Certains adultes partent en éclaireurs, laissant derrière eux femmes et enfants au Liban. Ils volent, depuis Beyrouth, avec la compagnie nationale Belavia. Jusqu’en octobre, elle n’opérait qu’un vol direct hebdomadaire Beyrouth-Minsk. Mais depuis une dizaine de jours, pour répondre à la demande, deux vols sont programmés, soit environ 350 passagers transportés, chaque semaine. « Ce qui était sporadique est en passe de devenir plus régulier », se borne à répondre un officiel libanais, joint au téléphone à Beyrouth, qui dément toutefois l’existence de réseaux organisés.

L’urgence a conduit les responsables de l’Union européenne (UE) à multiplier les pressions envers certains pays du Moyen-Orient pour endiguer le flot des migrants vers Minsk. « La situation globale est que nous voyons des progrès sur tous les fronts », s’est félicité vendredi le vice-président de la Commission européenne Margaritis Schinas, après un entretien à Beyrouth avec le président de la République, Michel Aoun.
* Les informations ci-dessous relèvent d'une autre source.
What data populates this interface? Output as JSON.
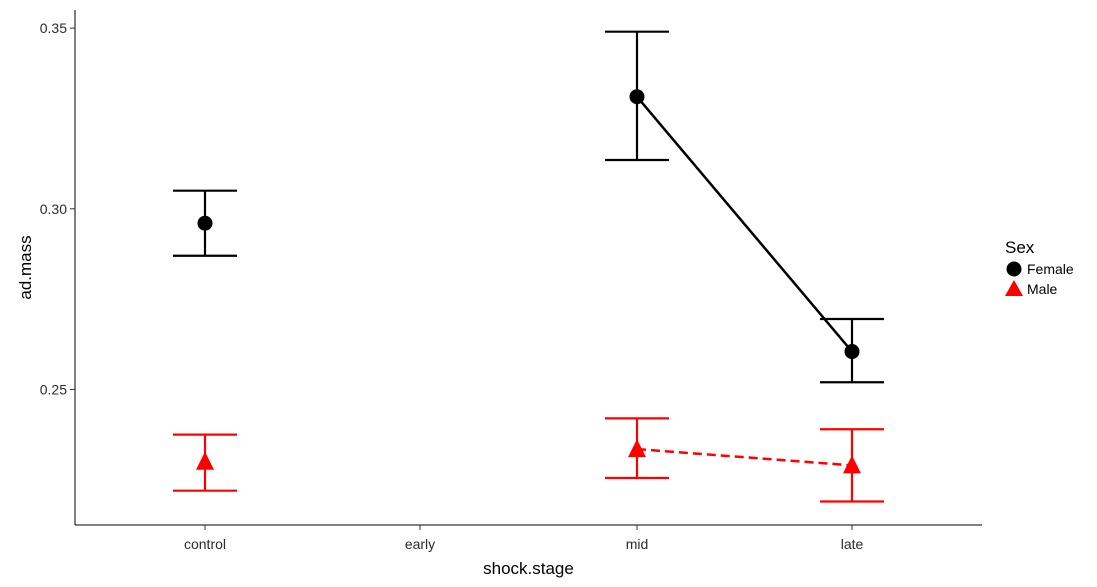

Ce vendredi, la Direction générale de l’aviation turque a annoncé que les ressortissants d’Irak, de Syrie et du Yémen sont désormais interdits « d’acheter jusqu’à nouvel ordre des billets et d’embarquer pour la Biélorussie depuis les aéroports de Turquie ». Il y avait jusque-là 17 vols hebdomadaires pour Minsk à partir d’Istanbul.
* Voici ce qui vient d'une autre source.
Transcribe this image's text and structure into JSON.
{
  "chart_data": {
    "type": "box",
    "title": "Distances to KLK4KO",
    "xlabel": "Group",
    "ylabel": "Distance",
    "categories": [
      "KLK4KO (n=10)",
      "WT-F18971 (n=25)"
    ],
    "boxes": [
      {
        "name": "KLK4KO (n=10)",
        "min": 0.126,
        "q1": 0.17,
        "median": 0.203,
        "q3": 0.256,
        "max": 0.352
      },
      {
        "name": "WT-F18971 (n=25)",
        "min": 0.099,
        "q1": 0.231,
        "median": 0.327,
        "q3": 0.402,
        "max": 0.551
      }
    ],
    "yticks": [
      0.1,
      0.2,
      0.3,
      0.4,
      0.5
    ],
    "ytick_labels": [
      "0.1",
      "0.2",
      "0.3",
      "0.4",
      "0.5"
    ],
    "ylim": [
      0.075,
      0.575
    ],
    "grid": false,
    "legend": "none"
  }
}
Lundi, Margaritis Shinas sera à Bagdad. Selon un employé de la compagnie nationale Iraqi Airways joint par Le Figaro dans la capitale irakienne, la compagnie privée Fly Baghdad vient d’arrêter ses vols vers Minsk. Début août, déjà, Iraqi Airways avait été contrainte, sous pression européenne, de suspendre ses vols vers la Biélorussie. L’Irak et la Turquie se sont, a priori, conformés aux exigences de l’UE. L’Europe, qui a rompu avec Bachar el-Assad pour cause de répression de ses opposants, aura plus de mal à obtenir des concessions de la Syrie, sauf à faire elle-même des concessions sur d’autres dossiers. Il pourrait en être de même au Liban, où l’aéroport de Beyrouth se trouve sous le contrôle du Hezbollah. Cette organisation, alliée de Damas et de l’Iran, est placée sur la liste des organisations terroristes par de très nombreux pays de l’UE.